Fetlar: The Garden of Shetland
Thursday, 7th July 2011 by Kyle Kusch
With yet another major expansion of Street View coverage, the Street View car is beginning to reach some really remote places, such the North Isles of Shetland. One of the most remote places in all of Great Britain is the isle of Fetlar, known as the ‘Garden of Shetland’.
The fourth-largest island of Shetland, sparsely-populated Fetlar has a population of around 70 residents and is surrounded by cliffs and beaches. To get there from mainland Scotland, one has to take four separate ferries via Orkney, Shetland Mainland, and Unst before finally arriving on the west coast of the island.
Not far from the ferry is the historic Brough Lodge, built in 1820 by the Nicolson family. This abandoned castle-like building is a 19th century folly built upon an Iron Age foundation, and has been deteriorating for some time. Plans are underway to restore the remaining structures.
A walled facade joins the main house to a chapel and makes the building appear bigger than it actually is. Above the house on a small mound is this turreted tower, giving Brough Lodge its castle-like appearance.
Halfway along the island is the main settlement of Houbie, where things seems to be quite active for a place with a population of just seventy people. Fetlar’s primary school had just one pupil this past year, but this autumn the class size is set to triple!

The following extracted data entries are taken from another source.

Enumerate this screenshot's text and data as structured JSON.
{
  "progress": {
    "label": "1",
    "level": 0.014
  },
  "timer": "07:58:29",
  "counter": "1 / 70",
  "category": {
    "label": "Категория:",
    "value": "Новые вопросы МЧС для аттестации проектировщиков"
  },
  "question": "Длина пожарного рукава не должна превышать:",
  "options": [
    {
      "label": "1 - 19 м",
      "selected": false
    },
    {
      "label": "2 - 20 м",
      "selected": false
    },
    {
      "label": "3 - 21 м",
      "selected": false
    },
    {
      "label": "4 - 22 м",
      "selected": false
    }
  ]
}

One fascinating feature of Fetlar is that it's divided between east and west by an ancient 4 km (2.5 mile) wall known as Funzie Girt, which may date all the way back to the 1st millennium BC.
No one knows precisely why it was built or what function it serves, although one theory suggests it may have served as a boundary dyke. The wall is best preserved on the uninhabited north side of the island, but this remnant near Houbie is well-preserved. Just across the road, however, it’s rather grown over.
Other dykes on the island have simply become gathering places for pigs and sheep to forage. In addition to dykes, old stone building foundations dating back hundreds of years can be found across Fetlar.
A popular tourist spot is this odd–looking rock wall known as the Funzie Geowall, which demonstrates the rare conglomerates of ancient oceanic crust that make up much of the island. The rocks in this wall are about 450 million years old.
At the east end of Fetlar is Funzie, where the cliffs and beaches slip into the North Sea.
You can learn more about Fetlar on its community website or at the school's website.
Shetland, eh? Did that originate from some ‘old English’ curse word? :p
Being in Northern Scotland, it would be either Gaelic or Norse in origin. Gaelic is still spoken in Northern Scotland, along with a small portion of Canada.
Take the road North from the Post Office in Shetland and look around. Would those be Shetland ponies?
There are actually lots of them around.
Yes! Those are definitely Shetland ponies 🙂
https://www.googlesightseeing.com/maps?p=&c=&t=h&hl=en&ll=60.599273,-0.865345&z=11&layer=c&cbll=60.595853,-0.865937&cbp=12,423.05589111060095,,1,11.389040979362441
I know this doesn’t go here, but I don’t know how to comment on ‘Street Views’ … O_o
The latest one (Two traffic cops arrest a driver.) actually shows the police cruiser (see bars in the rear windows, searchlights next to wing mirrors etc). So presumably the guy they arrested was in fact on foot … not them 😉
You’re right Tammo, there’s no way to comment on a Streetview on the site itself.
If you wanted to, you could comment on a streetview on either Twitter or Facebook however.
As it happens people alerted us to the truth in both of those places already, but we’re glad you left a comment here – we now have the full set 😉
Glad to be of assistance 😀
Don’t do Twitter, but have now added you on facebook 😀
If anybody is looking for other ways to connect with us, we’re also on Google plus!
FWIW Shetland is not part of Great Britain, because Great Britain is the name of the big island.
No that’s Britain. Great Britain is the same as Greater Britain in usage. The only reason Northern Ireland is separate is that it used to be the United Kingdom of Great Britain and Ireland (united by marriage) until some loony tune Catholics decided they wanted a Republic. Scotland and England had been formally united by act of Parliament, but Ireland never technically was although it did have the same King. Since Northern Ireland (formerly known as Ulster, should be known as Scottish Ireland) had been in Britains possession since the Battle of the Boigne, a little over 100 years before union by marriage, and because the people who live there are mostly Scottish not Irish, when Ireland left Britain kept it.
I like this land!
Pedant and Jeremy: you’re both right and both wrong.
Great Britain is the name of the big island, but confusingly it can also refer to the name of a political region that includes England, Scotland, Wales and surrounding islands. So while Shetland is obviously not part of Great Britain the land mass in a geographical sense, it is necessarily in (political) Great Britain, because Shetland is an archipelago of Scotland.
Compare the British Isles, which is made up of Great Britain, Ireland (the land mass, i.e. both Northern and the Republic), the Isle of Man (not part of geographical or political Great Britain) and (more debatably) the Channel Islands.